Jaku's final time came in at a pretty magnificent and lucky 19 minutes and 58 seconds, which put it ahead of the next closest record by over a minute.
Jaku's final time came in at a pretty magnificent and lucky 19 minutes and 58 seconds, which put it ahead of the next closest record by over a minute.

In closing, Jaku was kind enough to share his perspective on the community of speedrunning now, as well as brief thoughts on where the scene is headed in the future.

“The speedrunning community is great bunch of people. The amount of friendships that have formed out of it and the amount of great things everyone has done together has been outstanding. I think the speedrunning community has done a great amount of good for the world and I don't see it slowing down!”

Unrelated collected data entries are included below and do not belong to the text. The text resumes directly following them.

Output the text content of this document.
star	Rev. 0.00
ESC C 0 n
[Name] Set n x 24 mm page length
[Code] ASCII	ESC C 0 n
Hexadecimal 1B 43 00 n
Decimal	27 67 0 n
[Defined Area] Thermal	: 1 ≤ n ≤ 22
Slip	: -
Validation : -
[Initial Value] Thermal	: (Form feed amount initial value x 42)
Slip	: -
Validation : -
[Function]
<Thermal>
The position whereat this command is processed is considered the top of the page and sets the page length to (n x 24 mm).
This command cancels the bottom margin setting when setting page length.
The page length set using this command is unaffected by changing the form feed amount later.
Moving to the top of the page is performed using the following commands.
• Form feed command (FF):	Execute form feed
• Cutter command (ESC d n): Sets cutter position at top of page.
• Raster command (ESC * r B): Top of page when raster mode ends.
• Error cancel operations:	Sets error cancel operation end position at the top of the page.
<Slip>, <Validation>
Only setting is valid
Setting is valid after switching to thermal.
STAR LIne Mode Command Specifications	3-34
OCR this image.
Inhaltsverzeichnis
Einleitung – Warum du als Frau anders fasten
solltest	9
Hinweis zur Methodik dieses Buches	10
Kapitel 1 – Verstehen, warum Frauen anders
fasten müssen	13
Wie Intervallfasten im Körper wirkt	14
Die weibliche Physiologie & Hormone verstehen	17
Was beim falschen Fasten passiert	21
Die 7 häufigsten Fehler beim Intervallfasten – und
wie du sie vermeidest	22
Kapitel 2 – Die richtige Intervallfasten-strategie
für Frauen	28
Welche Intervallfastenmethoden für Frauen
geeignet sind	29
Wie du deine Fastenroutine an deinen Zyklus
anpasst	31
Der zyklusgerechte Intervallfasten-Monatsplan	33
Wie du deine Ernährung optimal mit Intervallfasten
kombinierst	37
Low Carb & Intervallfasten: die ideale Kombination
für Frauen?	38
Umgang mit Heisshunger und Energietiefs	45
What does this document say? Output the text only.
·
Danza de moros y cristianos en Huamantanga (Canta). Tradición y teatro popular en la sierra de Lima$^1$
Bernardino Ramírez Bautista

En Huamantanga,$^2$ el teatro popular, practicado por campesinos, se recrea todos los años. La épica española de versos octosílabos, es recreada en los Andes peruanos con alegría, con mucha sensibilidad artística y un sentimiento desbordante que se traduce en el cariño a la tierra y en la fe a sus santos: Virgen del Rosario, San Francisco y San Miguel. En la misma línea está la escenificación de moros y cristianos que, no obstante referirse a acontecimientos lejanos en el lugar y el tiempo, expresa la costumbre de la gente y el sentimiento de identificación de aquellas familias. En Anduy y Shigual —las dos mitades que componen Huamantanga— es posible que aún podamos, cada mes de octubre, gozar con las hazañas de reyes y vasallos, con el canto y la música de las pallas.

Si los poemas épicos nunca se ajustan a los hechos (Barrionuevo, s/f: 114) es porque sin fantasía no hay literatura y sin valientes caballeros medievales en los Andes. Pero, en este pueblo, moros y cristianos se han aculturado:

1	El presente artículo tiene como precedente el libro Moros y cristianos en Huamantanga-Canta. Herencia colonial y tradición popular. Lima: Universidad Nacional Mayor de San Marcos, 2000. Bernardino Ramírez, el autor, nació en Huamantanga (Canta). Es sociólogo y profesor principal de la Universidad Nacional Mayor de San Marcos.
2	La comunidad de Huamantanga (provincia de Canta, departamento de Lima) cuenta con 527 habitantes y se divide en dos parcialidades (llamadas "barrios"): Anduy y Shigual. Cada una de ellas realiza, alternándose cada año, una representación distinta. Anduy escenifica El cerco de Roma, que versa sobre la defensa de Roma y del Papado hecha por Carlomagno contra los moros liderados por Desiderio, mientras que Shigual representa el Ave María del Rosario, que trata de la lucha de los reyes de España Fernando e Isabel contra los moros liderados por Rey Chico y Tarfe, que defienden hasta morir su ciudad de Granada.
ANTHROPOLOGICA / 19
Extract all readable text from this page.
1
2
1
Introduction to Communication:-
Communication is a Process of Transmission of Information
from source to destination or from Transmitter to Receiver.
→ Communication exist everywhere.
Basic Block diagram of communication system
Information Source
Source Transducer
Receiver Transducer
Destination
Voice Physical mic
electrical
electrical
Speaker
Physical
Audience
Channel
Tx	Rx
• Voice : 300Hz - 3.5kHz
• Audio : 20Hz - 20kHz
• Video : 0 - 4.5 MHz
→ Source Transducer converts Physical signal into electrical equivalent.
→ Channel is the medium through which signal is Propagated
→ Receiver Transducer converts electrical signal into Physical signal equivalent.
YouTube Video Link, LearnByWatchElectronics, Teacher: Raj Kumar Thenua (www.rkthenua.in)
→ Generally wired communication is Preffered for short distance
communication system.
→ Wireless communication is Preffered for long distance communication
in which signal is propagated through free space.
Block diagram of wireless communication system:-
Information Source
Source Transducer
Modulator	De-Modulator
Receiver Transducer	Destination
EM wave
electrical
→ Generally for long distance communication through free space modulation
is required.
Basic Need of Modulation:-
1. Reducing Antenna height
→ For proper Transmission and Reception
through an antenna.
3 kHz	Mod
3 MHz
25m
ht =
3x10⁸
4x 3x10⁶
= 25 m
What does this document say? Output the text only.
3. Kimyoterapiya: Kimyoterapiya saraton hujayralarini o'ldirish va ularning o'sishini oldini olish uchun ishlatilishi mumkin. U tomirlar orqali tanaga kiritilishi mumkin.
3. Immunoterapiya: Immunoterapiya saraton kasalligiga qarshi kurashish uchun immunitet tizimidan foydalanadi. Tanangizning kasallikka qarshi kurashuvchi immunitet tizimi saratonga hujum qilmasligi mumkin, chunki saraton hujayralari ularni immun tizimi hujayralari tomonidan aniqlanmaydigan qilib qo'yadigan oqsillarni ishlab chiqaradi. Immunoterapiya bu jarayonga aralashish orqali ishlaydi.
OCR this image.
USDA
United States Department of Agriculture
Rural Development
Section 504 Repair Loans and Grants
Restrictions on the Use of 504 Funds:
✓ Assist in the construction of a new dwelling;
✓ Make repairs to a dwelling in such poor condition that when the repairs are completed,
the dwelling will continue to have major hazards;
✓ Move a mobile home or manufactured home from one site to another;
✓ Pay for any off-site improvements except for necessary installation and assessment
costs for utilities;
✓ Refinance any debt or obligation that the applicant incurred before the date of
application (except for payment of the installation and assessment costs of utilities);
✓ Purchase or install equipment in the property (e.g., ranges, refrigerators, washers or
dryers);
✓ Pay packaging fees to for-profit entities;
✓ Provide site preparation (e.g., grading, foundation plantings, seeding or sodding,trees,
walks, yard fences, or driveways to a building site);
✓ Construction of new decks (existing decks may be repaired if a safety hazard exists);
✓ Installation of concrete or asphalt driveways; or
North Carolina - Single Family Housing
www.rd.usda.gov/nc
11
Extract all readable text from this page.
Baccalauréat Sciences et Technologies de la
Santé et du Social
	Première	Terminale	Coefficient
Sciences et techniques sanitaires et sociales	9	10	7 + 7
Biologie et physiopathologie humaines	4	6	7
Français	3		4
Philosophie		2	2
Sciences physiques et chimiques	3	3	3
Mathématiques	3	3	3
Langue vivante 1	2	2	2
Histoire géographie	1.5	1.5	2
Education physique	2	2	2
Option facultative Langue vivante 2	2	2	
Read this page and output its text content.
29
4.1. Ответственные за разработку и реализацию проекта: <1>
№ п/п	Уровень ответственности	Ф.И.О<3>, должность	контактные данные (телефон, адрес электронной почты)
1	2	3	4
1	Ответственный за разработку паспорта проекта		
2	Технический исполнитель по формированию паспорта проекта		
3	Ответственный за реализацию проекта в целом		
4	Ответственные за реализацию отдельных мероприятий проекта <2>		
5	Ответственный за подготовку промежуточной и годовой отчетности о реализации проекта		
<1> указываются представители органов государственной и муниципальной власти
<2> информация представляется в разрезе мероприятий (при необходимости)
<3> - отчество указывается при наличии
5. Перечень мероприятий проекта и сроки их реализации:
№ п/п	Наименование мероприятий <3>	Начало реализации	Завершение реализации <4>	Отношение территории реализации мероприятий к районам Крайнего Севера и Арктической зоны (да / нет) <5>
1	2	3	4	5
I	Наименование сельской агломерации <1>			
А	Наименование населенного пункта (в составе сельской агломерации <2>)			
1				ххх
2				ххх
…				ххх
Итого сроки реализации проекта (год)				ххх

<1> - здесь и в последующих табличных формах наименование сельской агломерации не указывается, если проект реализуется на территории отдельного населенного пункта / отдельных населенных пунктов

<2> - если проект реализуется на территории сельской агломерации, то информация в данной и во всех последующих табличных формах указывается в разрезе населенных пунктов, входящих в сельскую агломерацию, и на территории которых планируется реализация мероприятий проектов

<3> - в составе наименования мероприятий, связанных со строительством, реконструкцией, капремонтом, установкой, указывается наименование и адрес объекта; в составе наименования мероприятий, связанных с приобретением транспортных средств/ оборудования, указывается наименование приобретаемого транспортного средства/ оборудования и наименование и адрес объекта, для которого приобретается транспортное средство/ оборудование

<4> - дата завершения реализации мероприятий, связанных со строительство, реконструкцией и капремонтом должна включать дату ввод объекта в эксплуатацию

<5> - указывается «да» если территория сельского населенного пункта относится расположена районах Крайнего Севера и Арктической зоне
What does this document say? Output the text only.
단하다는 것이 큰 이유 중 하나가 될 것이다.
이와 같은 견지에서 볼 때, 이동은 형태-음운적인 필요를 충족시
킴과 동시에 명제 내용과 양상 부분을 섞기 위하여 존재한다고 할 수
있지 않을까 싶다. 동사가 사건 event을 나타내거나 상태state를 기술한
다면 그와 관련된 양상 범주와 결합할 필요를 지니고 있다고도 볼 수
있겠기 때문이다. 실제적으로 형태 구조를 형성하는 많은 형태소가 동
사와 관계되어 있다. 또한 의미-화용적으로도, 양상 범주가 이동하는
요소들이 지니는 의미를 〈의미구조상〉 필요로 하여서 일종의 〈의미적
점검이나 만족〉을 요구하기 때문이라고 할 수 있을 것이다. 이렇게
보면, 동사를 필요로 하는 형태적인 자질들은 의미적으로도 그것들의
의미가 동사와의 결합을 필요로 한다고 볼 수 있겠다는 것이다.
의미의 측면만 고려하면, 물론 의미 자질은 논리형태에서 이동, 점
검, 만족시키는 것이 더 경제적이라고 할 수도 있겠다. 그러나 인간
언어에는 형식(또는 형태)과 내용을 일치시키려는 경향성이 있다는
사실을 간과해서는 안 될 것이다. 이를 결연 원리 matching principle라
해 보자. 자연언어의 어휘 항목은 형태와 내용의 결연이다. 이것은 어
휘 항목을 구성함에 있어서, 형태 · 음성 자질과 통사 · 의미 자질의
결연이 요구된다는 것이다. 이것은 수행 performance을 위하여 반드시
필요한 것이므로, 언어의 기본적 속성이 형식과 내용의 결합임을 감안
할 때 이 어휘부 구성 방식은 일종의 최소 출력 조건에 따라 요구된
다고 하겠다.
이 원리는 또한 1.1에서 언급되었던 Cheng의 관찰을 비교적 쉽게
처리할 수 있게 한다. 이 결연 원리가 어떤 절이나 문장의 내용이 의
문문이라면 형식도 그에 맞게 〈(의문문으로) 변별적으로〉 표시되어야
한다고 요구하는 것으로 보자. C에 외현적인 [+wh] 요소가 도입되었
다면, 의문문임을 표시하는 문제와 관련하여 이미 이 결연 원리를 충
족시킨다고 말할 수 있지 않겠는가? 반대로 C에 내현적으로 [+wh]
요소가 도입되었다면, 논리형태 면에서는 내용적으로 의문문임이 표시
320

Jaku has certainly made a name for himself on Twitch, as well as in his work in security research. He also hosts a podcast called the Warp World Podcast with notable speedrunners, video streamers, and players GrandPOOBear and Xwater, which covers recent (usually retro-themed) gaming news and features guests. He’s certain to be a voice we continue to hear about as long as the speedrunning scene continues to flourish.

Note: As of this publication, Jaku's record has not yet been submitted to Twin Galaxies for official adjudication and recognition.